The recent October 7th presidential elections and the legal proceedings it precipitated were broadcast live on national television and web portals across the globe. The deliberations before the country’s brand new Biya-appointed constitutional council brought the country to a standstill, amassing a viewership that rivaled even the most compelling EPL games.  While the public’s involvement in the post-elections judicial drama, in a context where election outcomes tend to be known beforehand, might seem like an inconsequential performance, it would be imprudent to undermine the broadcast’s exposé of the indifference that colors Biya’s seemingly impervious regime.  Yet, Cameroonians know it will take more than flashing media camera lights to overcome the blight and opacity that the regime has cast over the national consciousness.

That the Cameroon government paid US based individuals to impersonate election observers from Transparency International did not surprise any casual student of the regime’s record. That Maurice Kamto of the Cameroon Renaissance Movement (MRC) might have actually won the polls is certainly not in doubt among those who kept track of exit poll returns on Election Day. That the opposition’s attorneys’ goal to expose this evil system’s disregard for democratic norms helped demystify a regime that imagines itself as divinely ordained. That the constitutional court ruled in Biya’s favor should shock no one despite evidence that the regime left a trail of irregularities on its path. That the regime will use every means at its disposal—violence prominently among them—to quell any opposition to their quest to prolong Biya’s reign, is in no doubt.

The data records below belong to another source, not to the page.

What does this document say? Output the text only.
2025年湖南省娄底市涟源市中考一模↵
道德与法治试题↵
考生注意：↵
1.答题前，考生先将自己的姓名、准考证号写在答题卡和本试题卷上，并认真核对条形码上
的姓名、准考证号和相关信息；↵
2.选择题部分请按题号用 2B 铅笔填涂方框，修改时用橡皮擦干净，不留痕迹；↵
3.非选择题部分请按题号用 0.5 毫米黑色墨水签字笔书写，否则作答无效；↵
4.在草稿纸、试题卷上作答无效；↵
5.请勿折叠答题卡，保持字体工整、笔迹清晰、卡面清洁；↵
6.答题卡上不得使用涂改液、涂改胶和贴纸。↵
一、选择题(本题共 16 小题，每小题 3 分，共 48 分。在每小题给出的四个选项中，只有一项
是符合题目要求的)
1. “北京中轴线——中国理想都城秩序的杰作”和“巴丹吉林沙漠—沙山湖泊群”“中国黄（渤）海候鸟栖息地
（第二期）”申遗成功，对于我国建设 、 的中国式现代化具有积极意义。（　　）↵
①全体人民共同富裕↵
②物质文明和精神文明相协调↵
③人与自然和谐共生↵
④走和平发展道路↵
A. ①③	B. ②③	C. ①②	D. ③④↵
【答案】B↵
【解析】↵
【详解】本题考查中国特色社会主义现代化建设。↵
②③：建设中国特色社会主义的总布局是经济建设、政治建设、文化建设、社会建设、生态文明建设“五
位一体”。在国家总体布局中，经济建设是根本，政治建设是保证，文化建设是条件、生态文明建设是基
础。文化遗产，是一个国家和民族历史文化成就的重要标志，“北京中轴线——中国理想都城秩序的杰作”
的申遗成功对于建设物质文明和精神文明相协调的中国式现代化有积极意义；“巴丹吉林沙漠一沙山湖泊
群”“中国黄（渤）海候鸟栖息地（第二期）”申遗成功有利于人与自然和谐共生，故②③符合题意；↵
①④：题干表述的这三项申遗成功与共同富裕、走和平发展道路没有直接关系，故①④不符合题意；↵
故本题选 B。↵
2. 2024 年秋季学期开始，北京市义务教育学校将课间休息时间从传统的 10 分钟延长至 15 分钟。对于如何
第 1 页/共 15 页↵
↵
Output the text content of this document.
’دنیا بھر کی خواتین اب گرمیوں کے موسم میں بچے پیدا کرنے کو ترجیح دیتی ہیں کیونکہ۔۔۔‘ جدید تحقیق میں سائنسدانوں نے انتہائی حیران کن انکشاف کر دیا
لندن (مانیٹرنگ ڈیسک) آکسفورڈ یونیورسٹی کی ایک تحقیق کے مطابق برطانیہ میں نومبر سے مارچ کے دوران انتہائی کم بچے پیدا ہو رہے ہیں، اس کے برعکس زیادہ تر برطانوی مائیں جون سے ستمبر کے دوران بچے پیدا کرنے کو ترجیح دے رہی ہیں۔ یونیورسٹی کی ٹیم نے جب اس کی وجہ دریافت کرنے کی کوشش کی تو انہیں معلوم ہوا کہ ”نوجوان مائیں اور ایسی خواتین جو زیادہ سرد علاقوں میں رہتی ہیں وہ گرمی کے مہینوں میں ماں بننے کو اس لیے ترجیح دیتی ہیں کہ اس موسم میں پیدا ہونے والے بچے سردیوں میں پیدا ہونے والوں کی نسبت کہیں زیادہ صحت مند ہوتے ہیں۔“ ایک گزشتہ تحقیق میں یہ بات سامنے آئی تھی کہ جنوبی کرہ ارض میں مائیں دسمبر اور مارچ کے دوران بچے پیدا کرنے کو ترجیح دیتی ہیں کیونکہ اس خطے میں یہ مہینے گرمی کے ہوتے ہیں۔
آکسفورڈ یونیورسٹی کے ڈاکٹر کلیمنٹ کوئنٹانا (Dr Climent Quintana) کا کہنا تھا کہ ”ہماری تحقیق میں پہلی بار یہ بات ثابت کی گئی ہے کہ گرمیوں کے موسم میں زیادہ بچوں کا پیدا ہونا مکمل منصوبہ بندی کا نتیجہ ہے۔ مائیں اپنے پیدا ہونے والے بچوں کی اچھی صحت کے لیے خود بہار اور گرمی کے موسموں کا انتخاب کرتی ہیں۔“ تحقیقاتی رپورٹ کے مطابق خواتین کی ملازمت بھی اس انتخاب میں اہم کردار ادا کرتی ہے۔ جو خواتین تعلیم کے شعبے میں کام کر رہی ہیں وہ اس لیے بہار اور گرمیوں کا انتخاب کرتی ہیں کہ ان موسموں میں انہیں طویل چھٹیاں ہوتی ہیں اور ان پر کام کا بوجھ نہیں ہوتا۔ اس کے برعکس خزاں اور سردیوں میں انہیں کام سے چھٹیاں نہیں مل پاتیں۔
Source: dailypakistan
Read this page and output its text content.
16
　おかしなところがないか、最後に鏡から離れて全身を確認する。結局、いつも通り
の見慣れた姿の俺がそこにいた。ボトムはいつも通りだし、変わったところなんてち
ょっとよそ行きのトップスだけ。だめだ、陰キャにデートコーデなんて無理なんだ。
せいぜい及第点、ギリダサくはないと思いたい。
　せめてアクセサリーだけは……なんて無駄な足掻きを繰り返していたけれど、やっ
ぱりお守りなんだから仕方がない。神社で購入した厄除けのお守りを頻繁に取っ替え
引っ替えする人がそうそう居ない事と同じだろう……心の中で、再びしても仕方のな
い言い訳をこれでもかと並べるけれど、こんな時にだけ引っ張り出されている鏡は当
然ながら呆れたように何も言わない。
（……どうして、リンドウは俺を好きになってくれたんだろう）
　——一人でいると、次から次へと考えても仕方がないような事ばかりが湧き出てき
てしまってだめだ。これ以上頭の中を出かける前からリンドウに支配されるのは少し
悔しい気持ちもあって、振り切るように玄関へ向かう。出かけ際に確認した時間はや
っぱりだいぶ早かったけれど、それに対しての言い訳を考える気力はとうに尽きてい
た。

That is the Biya script—and if the masses revolt, blood will spill to keep the people at bay. Lion-men like him tear into their prey’s wound with salty teeth. That is the lesson segments of the country’s Anglophone community who have picked up arms have learned over the years.

Thanks to these elections, the likes of attorney, Michèle Ndoki who emerged to represent embers of hope that endured the darkness of Biya’s New Deal. Before submitting her brief to the Constitutional Council, Ndoki, a lawyer for the opposition, pled with the council to treat their gesture as a measure of their commitment to the socio-political construct that is Cameroon, which was once a dream for which many died. The council was unmoved. Following the proceedings, veteran attorney, Akere Muna who withdrew his candidacy in favor of Kamto, reflected on his Twitter handle that:

our institutions are not prepared for change. The electoral process in Cameroon is not a process at all. It is a script played out by actors; some of good faith and others fully initiated in the scam. The future of our country now hangs in a balance… But there is hope. Always.

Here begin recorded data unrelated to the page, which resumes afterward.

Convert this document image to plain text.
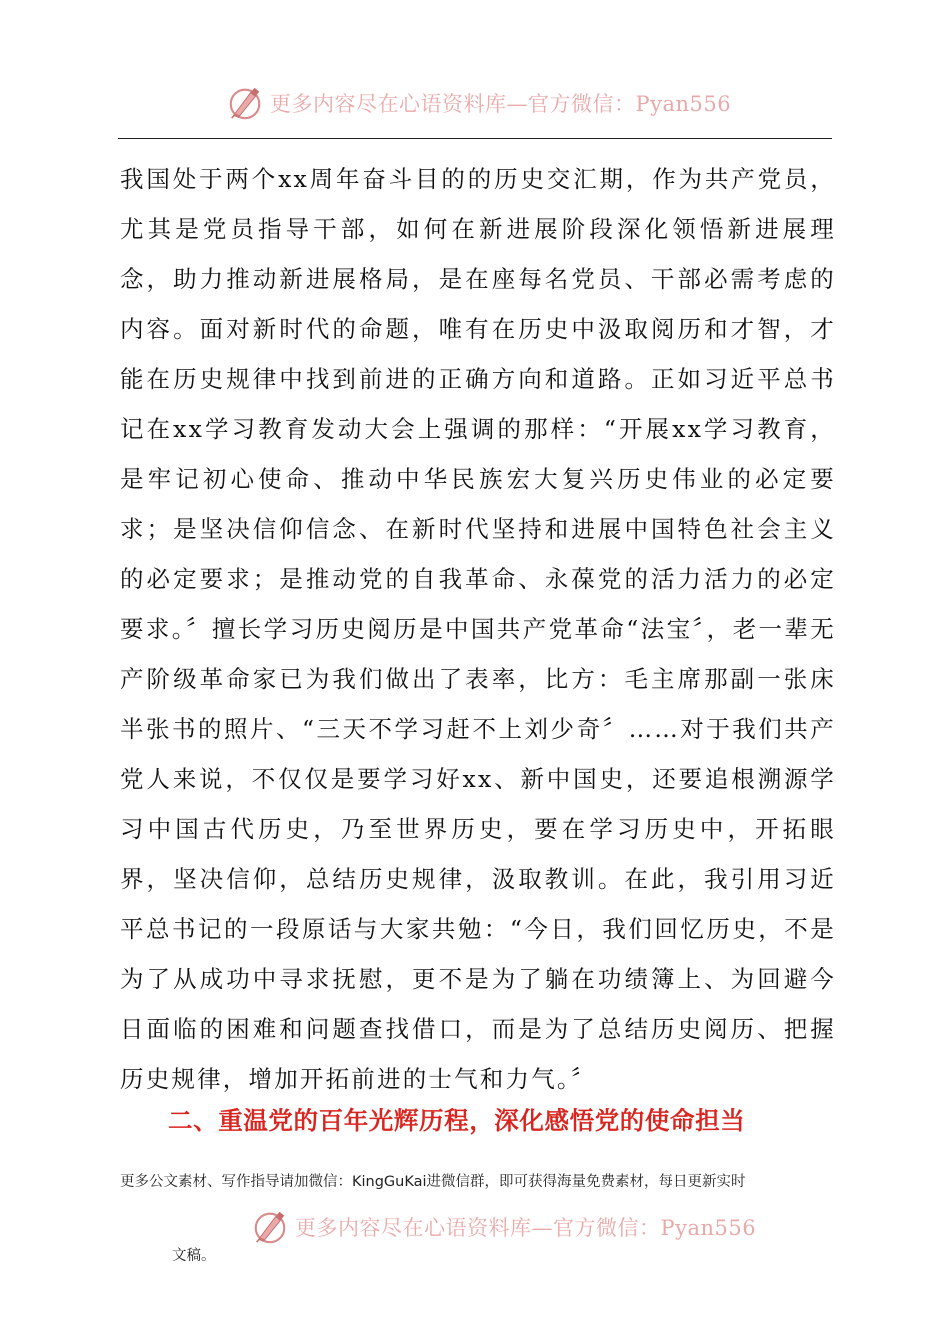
更多内容尽在心语资料库—官方微信：Pyan556

我国处于两个xx周年奋斗目的的历史交汇期，作为共产党员，尤其是党员指导干部，如何在新进展阶段深化领悟新进展理念，助力推动新进展格局，是在座每名党员、干部必需考虑的内容。面对新时代的命题，唯有在历史中汲取阅历和才智，才能在历史规律中找到前进的正确方向和道路。正如习近平总书记在xx学习教育发动大会上强调的那样：“开展xx学习教育，是牢记初心使命、推动中华民族宏大复兴历史伟业的必定要求；是坚决信仰信念、在新时代坚持和进展中国特色社会主义的必定要求；是推动党的自我革命、永葆党的活力活力的必定要求。〞擅长学习历史阅历是中国共产党革命“法宝〞，老一辈无产阶级革命家已为我们做出了表率，比方：毛主席那副一张床半张书的照片、“三天不学习赶不上刘少奇〞……对于我们共产党人来说，不仅仅是要学习好xx、新中国史，还要追根溯源学习中国古代历史，乃至世界历史，要在学习历史中，开拓眼界，坚决信仰，总结历史规律，汲取教训。在此，我引用习近平总书记的一段原话与大家共勉：“今日，我们回忆历史，不是为了从成功中寻求抚慰，更不是为了躺在功绩簿上、为回避今日面临的困难和问题查找借口，而是为了总结历史阅历、把握历史规律，增加开拓前进的士气和力气。〞

二、重温党的百年光辉历程，深化感悟党的使命担当
更多公文素材、写作指导请加微信：KingGuKai进微信群，即可获得海量免费素材，每日更新实时
更多内容尽在心语资料库—官方微信：Pyan556
文稿。
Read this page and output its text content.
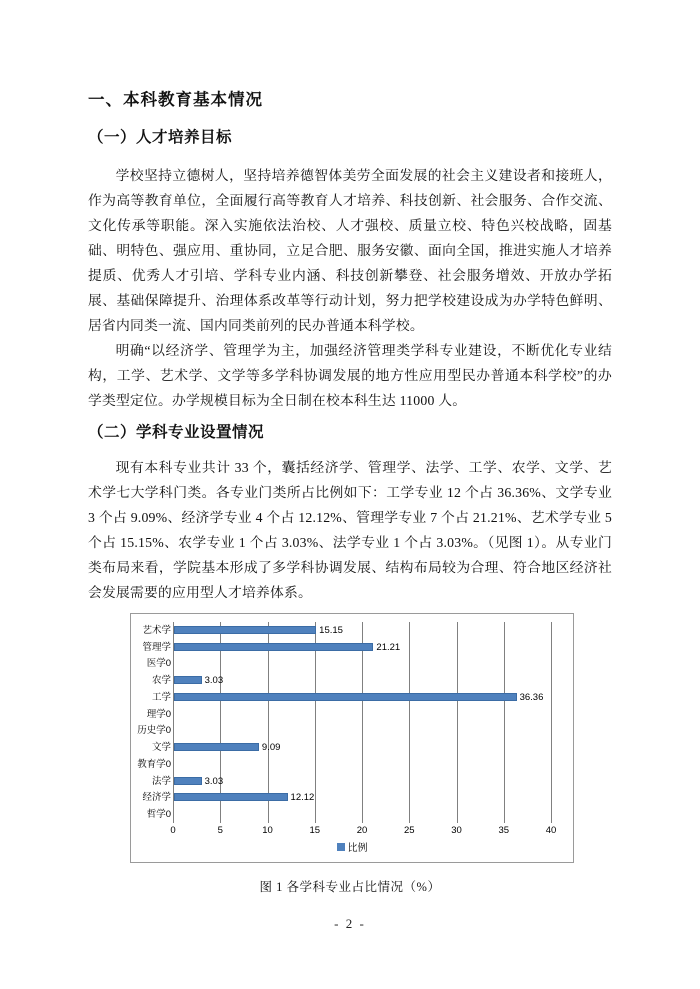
一、本科教育基本情况
（一）人才培养目标

学校坚持立德树人，坚持培养德智体美劳全面发展的社会主义建设者和接班人，作为高等教育单位，全面履行高等教育人才培养、科技创新、社会服务、合作交流、文化传承等职能。深入实施依法治校、人才强校、质量立校、特色兴校战略，固基础、明特色、强应用、重协同，立足合肥、服务安徽、面向全国，推进实施人才培养提质、优秀人才引培、学科专业内涵、科技创新攀登、社会服务增效、开放办学拓展、基础保障提升、治理体系改革等行动计划，努力把学校建设成为办学特色鲜明、居省内同类一流、国内同类前列的民办普通本科学校。

明确“以经济学、管理学为主，加强经济管理类学科专业建设，不断优化专业结构，工学、艺术学、文学等多学科协调发展的地方性应用型民办普通本科学校”的办学类型定位。办学规模目标为全日制在校本科生达 11000 人。

（二）学科专业设置情况

现有本科专业共计 33 个，囊括经济学、管理学、法学、工学、农学、文学、艺术学七大学科门类。各专业门类所占比例如下：工学专业 12 个占 36.36%、文学专业 3 个占 9.09%、经济学专业 4 个占 12.12%、管理学专业 7 个占 21.21%、艺术学专业 5 个占 15.15%、农学专业 1 个占 3.03%、法学专业 1 个占 3.03%。（见图 1）。从专业门类布局来看，学院基本形成了多学科协调发展、结构布局较为合理、符合地区经济社会发展需要的应用型人才培养体系。

比例
0	5	10	15	20	25	30	35	40
艺术学	15.15
管理学	21.21
医学0
农学	3.03
工学	36.36
理学0
历史学0
文学	9.09
教育学0
法学	3.03
经济学	12.12
哲学0
图 1 各学科专业占比情况（%）
- 2 -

I was born in the dusk of the Ahidjo era, marked my last year as a toddler at the dawn of Biya’s ascent. Hard as I try to distance myself from the putrid system, I realize I am as much an offshoot of the dubious duo’s unflinching hold on post-independence Cameroon as are millions, at home and across all hemispheres, haunted by its shadow. And in as much as I am revolted by its endurance, this system has unintentionally enrich our intellectual cannon.

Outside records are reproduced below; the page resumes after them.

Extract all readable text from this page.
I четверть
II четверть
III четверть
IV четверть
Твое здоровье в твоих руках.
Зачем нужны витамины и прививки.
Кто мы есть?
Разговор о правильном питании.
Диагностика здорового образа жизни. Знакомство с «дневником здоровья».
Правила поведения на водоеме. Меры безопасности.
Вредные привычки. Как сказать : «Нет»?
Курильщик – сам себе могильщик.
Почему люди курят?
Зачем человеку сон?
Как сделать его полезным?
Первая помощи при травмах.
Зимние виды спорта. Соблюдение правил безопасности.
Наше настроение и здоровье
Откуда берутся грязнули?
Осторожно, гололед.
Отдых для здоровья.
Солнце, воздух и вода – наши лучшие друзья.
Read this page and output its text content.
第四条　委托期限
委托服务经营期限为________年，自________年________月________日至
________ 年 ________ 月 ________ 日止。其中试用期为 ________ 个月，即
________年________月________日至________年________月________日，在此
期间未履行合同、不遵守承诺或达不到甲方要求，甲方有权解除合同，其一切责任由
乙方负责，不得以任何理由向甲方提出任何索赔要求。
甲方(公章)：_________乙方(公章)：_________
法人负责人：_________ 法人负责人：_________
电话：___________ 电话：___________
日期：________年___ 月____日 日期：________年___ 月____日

Indeed, we owe novelist Mongo Beti’s collection of essays, Main basse sur le Cameroun to Ahidjo’s willingness to betray Reuben Um Nyobe’s vision. Where else but Cameroon would the sardonic vision of playwright Bate Besong’s The Most Cruel Death of the Talkative Zombie portray? We owe Dibussi Tande’s Scribbles from the Den, a trove rich in analysis of the country’s recent socio-political history; we owe Were Were Liking’s satirical novel Elle sera de jaspe et de corail to this painful history. Without this history, Achille Mbembe’s On the Postcolony would read hollow.

Is this the year we free ourselves from the hostage taker?